La Nantaise Suzy LeVoid a de la ressource. Miët, c’est elle, elle seule, toutes configurations. Studio, live. Sur Ausländer, Miët ouvre un florilège des possibles, plus étendu sans doute que ce que ses précédents travaux nous faisaient soupçonner. Après un début duquel perce la vibration bruitiste de son rock ("Ones", saisissant), les sons machinistes et les boucles forment un cocon pour le flow des voix ("Not the End"). Miët déploie une hypnose sur Ausländer, disque dit "de l’altérité" où se pose la question de ce qu’est l’autre, et dans lequel se recompose ce qui fait notre respect de l'autre : cette inquiétude éprouvée pour lui, cette curiosité qu’il nous inspire. Les formes musicales d’Ausländer sont celles du chemin, des moments de morne plaine, de ces virages suite auxquels tout s’accélère. Il y a aussi les moments où tout semble dépendre d’un évènement, une condition suspensive ("Sleeping Dogs").

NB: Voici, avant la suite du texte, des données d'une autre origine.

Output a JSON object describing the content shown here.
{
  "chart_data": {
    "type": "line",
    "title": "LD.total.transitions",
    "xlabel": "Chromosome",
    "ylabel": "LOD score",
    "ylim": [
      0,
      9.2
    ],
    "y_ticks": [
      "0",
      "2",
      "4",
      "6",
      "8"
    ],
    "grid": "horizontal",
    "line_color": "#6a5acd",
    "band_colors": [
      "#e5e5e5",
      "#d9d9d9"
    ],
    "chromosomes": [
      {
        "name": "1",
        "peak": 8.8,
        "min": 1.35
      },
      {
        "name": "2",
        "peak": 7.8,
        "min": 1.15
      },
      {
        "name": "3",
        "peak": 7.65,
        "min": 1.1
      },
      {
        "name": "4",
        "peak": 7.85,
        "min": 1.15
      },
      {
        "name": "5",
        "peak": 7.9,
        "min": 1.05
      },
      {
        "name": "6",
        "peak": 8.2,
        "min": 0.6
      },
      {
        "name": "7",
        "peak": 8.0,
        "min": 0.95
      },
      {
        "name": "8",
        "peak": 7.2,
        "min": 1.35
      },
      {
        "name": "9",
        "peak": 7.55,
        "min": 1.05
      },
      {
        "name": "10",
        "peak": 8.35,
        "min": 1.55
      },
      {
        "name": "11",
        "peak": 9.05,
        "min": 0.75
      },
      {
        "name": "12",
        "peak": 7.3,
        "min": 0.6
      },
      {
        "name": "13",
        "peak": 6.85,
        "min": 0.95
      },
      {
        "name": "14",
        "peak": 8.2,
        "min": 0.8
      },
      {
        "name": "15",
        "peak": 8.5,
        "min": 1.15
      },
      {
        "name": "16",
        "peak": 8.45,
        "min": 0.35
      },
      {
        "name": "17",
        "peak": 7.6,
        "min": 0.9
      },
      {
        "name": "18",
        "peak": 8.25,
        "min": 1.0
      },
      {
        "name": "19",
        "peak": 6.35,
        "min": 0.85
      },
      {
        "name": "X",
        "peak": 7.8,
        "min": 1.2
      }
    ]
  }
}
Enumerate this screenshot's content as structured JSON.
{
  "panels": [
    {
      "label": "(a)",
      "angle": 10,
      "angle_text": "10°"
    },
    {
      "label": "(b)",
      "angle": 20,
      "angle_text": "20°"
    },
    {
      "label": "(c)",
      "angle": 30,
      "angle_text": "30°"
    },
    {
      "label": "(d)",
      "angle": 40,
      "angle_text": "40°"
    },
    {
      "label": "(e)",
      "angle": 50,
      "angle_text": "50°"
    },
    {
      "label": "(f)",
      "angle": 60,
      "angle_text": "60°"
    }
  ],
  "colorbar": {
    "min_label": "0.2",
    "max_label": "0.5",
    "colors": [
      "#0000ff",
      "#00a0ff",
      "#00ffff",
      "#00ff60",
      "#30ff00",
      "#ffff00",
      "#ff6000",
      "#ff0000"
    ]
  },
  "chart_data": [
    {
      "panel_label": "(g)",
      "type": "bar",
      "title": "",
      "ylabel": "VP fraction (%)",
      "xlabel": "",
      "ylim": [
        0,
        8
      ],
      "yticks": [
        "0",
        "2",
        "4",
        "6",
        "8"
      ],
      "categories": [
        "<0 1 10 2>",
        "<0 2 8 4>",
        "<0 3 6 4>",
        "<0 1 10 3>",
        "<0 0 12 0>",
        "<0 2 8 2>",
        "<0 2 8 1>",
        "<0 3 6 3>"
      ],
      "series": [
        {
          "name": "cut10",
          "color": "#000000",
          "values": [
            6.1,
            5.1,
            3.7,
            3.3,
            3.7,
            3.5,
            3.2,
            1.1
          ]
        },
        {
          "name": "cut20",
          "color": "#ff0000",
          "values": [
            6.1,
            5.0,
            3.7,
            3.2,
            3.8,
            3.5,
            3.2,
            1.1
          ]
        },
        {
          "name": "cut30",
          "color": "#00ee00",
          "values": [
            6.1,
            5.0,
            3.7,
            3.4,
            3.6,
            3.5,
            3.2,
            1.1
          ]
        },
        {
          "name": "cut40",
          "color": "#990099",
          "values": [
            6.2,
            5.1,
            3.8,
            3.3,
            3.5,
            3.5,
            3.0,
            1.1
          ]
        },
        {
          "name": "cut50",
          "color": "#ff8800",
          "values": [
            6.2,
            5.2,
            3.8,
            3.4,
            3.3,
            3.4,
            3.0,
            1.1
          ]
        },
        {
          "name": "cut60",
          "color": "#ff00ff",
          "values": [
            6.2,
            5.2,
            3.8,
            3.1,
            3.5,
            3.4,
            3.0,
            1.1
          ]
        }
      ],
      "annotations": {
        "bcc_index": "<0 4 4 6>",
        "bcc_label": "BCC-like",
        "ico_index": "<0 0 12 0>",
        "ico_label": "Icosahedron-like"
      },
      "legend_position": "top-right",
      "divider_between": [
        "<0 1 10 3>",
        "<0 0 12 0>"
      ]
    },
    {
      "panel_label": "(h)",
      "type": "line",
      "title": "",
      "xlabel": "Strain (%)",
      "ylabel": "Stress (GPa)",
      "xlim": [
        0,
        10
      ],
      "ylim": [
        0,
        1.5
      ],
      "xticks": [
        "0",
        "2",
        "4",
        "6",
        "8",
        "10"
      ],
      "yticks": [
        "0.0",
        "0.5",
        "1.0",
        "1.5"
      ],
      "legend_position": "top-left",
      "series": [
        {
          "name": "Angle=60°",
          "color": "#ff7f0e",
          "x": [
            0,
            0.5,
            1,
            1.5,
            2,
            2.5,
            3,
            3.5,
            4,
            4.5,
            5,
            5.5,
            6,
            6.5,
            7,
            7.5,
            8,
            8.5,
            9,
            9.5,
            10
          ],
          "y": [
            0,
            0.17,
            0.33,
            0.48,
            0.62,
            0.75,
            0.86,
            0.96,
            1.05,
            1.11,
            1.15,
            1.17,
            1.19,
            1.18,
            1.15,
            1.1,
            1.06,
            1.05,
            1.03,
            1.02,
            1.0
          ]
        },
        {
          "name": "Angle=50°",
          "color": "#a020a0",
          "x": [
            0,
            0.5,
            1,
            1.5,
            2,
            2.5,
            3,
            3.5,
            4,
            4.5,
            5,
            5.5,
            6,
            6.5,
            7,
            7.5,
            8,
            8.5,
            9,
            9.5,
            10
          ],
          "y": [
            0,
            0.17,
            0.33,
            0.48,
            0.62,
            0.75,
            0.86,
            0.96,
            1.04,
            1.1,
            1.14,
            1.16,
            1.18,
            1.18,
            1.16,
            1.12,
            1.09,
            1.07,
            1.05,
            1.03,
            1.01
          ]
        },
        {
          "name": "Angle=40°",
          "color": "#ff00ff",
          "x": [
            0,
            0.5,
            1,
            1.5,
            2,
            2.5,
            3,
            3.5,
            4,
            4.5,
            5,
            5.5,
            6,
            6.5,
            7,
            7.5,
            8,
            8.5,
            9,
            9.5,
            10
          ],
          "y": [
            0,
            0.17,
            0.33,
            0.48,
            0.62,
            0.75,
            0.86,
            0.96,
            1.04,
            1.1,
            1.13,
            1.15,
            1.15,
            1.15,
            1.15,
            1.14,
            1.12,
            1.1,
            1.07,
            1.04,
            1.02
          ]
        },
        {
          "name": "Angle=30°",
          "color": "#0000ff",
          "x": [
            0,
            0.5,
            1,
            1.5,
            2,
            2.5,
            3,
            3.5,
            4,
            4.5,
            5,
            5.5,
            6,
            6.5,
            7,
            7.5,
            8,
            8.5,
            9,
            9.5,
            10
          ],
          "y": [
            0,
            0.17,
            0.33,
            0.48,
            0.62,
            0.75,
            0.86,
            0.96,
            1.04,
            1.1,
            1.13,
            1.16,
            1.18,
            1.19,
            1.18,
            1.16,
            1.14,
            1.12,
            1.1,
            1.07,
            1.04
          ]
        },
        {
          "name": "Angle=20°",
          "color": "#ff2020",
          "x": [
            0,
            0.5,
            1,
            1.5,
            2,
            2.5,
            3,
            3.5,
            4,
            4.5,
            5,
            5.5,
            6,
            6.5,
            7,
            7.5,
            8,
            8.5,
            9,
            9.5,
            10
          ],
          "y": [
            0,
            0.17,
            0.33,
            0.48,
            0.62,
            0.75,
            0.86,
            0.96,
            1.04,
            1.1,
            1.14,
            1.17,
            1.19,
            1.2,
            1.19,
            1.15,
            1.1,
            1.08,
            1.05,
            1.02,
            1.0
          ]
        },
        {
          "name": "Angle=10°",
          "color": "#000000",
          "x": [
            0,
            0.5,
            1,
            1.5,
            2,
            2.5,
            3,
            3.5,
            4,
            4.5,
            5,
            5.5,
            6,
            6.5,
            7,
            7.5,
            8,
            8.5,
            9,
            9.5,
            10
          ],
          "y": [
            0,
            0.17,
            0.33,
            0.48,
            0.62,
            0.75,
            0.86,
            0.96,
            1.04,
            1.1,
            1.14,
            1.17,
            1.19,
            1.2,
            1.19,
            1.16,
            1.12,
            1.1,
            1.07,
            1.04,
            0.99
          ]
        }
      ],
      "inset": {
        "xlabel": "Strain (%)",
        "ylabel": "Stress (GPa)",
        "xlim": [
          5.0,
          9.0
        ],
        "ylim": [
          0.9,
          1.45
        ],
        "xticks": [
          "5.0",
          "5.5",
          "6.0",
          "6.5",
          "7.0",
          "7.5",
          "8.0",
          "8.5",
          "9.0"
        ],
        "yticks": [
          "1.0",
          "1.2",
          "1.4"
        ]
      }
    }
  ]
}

Suzy fait grand effet avec peu. Elle sait produire une ambiance de nuit, invitation au retour sur soi – et nulle voix-guide ici ("The One that kills"). Mais la voix revient. Elle descend aux tréfonds, quasi-nue ("The Path"). Et puis il y a les soubresauts de la vie. Les accents primaires de la percussion, leur force rituelle. Elle imprime "Did we ever", où dans un reflet technologique se réalise une pénétrante puissance chorale. Une transe se dessine aussi sur "Always the same Painting on the Wall" : beat obsessionnel, chaud-froid. Ça vous emporte, tournoyez.
C'est une sculpture. Ausländer est un disque versatile, sensible et passionnant où Miët concentre ses forces : concision de l’écriture, finition du sound design. Nous n’en doutions guère depuis 2019 mais cette fois il y a certitude : cette fille en a en réserve, et pas qu’un peu.